# Why do we write $E=mc^2$ and not $E=c^2 m$?

My question goes from Phys.SE where people advised me to ask my question here.

I always learn in maths and physics when something is a constant in an equation we have to put it before which varies. Some days ago I just thought about it.

When you say a function is linear you say something like, let $f$ be a linear function such as $f(x)=ax$. ...

Now, why, when we say the energy is a linear function of the mass we write, $$E=mc^2$$

Instead of, $$E=c^2 m$$ because light speed is a constant.

Is this something aesthetic, does Einstein wrote it like that and then everybody does? Why don't we respect the convention when we do relativity?

My question is more general because if we look closely to GR equations when there are product terms with the speed of light then the speed of light is always the second. For example we also write $$E^2=m^2c^4+p^2c^2$$ which should be written as $$E^2=c^4m^2+c^2p^2$$

And there are many others.

• Momentum is written $p=mv$ since, for a given particle, mass in constant and momentum is proportional to velocity. Also, for kinetic energy, $KE=\frac 12mv^2$ for similar reasons. So we got used to writing mass before velocity, especially when the velocity is squared. We just continue that pattern for Einstein's equation. I don't have references for this, so I write this as a comment. Apr 22, 2017 at 0:26
• This seems to fall way, way below any reasonable level of significance or intrinsic interest. This is history of science and math, not trivia of science and math.

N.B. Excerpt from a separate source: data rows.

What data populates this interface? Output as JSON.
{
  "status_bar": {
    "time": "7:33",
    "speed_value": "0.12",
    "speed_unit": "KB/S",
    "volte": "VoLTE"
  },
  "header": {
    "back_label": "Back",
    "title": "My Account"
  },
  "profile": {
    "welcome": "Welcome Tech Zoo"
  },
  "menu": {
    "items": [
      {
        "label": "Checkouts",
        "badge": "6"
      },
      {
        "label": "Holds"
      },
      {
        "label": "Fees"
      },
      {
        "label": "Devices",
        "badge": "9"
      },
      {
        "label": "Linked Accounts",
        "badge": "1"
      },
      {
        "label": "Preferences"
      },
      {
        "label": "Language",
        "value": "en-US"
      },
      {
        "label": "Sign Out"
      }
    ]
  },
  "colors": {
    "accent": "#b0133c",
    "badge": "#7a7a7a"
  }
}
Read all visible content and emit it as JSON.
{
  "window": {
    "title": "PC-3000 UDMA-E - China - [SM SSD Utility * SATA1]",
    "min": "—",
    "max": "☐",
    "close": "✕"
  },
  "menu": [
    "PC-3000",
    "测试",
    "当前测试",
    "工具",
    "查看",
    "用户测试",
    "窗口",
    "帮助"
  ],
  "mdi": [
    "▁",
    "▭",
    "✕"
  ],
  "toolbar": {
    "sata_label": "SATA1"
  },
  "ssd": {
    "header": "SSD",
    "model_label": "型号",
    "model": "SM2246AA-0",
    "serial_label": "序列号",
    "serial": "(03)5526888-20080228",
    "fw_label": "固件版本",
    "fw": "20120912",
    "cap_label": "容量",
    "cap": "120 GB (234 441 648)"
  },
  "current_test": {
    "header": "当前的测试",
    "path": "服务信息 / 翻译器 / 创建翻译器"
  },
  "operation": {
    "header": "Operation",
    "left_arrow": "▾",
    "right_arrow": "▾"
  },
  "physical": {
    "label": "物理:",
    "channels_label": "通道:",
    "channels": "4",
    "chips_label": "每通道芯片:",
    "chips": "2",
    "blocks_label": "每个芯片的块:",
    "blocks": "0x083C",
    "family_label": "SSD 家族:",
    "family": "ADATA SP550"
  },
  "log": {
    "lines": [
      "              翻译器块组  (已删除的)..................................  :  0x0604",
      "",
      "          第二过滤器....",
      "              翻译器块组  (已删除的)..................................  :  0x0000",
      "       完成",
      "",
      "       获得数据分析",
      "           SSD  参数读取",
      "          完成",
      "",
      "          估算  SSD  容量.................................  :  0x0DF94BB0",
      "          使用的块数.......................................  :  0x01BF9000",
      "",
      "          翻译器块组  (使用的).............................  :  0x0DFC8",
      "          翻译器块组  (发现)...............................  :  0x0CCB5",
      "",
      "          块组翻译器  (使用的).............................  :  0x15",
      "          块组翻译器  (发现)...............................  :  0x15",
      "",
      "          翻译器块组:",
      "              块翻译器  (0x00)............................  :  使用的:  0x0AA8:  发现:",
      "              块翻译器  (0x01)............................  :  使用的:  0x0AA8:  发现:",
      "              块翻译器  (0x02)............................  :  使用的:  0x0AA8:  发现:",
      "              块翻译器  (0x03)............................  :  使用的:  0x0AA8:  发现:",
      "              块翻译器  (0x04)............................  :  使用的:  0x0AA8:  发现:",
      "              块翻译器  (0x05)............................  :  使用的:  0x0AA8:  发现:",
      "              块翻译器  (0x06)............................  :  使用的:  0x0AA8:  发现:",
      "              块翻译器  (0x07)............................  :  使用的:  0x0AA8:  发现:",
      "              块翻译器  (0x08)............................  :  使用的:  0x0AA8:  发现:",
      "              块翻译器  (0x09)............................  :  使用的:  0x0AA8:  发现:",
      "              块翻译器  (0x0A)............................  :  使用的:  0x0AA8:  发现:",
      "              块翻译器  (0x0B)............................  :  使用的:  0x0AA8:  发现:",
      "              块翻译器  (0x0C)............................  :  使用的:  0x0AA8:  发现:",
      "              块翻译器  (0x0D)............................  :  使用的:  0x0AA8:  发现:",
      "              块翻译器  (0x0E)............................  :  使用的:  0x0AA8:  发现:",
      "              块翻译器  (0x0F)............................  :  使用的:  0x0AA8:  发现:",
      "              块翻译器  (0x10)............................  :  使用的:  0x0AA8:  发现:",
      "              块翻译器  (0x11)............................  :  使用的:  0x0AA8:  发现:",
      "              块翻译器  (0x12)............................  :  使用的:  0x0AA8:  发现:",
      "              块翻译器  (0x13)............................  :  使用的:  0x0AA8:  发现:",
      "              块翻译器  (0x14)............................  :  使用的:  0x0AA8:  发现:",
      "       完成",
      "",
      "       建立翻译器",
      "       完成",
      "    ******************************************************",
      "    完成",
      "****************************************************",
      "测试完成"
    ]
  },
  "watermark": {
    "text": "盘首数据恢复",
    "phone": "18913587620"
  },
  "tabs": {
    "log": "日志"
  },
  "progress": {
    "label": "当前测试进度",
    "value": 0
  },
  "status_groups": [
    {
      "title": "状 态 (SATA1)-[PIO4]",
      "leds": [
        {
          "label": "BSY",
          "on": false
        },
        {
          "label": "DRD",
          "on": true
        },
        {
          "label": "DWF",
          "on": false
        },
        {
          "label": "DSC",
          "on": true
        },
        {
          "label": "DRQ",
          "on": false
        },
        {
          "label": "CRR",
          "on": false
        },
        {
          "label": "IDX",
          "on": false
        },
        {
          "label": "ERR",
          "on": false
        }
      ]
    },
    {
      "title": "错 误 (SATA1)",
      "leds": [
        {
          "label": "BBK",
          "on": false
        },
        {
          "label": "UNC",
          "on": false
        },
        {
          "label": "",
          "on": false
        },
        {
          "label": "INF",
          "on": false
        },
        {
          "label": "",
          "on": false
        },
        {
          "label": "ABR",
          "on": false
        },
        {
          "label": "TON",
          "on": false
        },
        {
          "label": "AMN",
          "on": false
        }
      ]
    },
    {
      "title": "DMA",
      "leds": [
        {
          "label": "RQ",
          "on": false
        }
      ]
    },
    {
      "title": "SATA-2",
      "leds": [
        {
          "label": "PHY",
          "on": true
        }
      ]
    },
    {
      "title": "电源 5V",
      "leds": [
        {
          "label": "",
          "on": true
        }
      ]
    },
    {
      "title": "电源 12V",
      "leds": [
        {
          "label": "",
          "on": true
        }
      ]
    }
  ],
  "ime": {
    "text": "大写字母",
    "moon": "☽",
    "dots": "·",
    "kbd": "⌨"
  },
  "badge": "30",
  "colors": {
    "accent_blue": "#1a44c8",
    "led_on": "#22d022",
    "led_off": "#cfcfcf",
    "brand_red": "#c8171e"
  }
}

In any case, relativists today normally work in units where c=1, so they aren't writing factors of c at all.
– user466
Apr 22, 2017 at 22:48
• @BenCrowell sorry to distrub you... Apr 22, 2017 at 22:55
• This is not the greatest question we ever had, but in my opinion it does not deserve two downvotes. We always considered questions about historically formed notational conventions as on-topic. Apr 24, 2017 at 22:57
• @Conifold well this is not the best question I ever asked too. But I thought people would have been more open-minded. I'm not asking about (and I really don't care) how we write this equation today with (c=1) I'm just asking something which happened in the past and why it was like this. As I say sometime in the kingdom of blind the one-eyed man is king. Apr 24, 2017 at 23:11

In his 1905-1907 papers Einstein derived the equation $E = m c^2 \frac{1}{\sqrt{1 - \frac{v^2}{c^2}}}$ for a mass moving at speed $v$. So $mc^2$ is a constant, and the variable is $v$.